Zusammen betraten sie die Werkstatt und stießen auf die Mechaniker und das Forensikteam, die den Minivan untersuchten. Rund um das verbeulte Wrack des Dodge lag ein Durcheinander aus nassen Spielsachen, Kleidungsstücken und sich auflösendem Geschenkpapier. Durchweichte, zerknautschte Einkaufstaschen waren aufgerissen und flogen leer herum, nur die aus Plastik hatten den Ausflug in den eiskalten Grizzly River überlebt.

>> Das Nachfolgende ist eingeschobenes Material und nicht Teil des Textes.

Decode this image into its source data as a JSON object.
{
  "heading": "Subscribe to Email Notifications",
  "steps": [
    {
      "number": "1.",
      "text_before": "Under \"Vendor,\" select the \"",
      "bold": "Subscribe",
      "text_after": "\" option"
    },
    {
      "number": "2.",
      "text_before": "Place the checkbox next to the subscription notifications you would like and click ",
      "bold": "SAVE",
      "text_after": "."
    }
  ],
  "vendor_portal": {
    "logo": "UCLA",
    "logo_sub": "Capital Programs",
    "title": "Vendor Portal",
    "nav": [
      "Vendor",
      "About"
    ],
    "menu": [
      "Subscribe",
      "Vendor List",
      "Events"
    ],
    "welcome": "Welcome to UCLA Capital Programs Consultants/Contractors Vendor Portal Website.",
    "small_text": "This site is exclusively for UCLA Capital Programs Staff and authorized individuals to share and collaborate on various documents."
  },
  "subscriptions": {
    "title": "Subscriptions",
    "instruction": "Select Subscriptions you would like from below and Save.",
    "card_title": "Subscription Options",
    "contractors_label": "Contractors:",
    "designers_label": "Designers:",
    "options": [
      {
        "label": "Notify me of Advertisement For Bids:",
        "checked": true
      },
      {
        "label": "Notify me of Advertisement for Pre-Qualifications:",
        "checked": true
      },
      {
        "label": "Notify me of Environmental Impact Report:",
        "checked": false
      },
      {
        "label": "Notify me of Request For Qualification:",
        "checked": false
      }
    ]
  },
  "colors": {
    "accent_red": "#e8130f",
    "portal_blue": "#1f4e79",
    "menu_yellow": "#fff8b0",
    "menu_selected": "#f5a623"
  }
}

Die hintere Stoßstange sah aus, als sei sie gerammt worden, und die Fahrzeugspezialisten waren allesamt damit beschäftigt, den Wagen nach Beweisen abzusuchen. Man hatte Elle Alexanders Handy und Handtasche gefunden, und die tropfnassen Quittungen in ihrer Brieftasche belegten, dass sie die Einkäufe nur wenige Stunden, bevor ihr Minivan aus dem reißenden Fluss geborgen worden war, getätigt hatte.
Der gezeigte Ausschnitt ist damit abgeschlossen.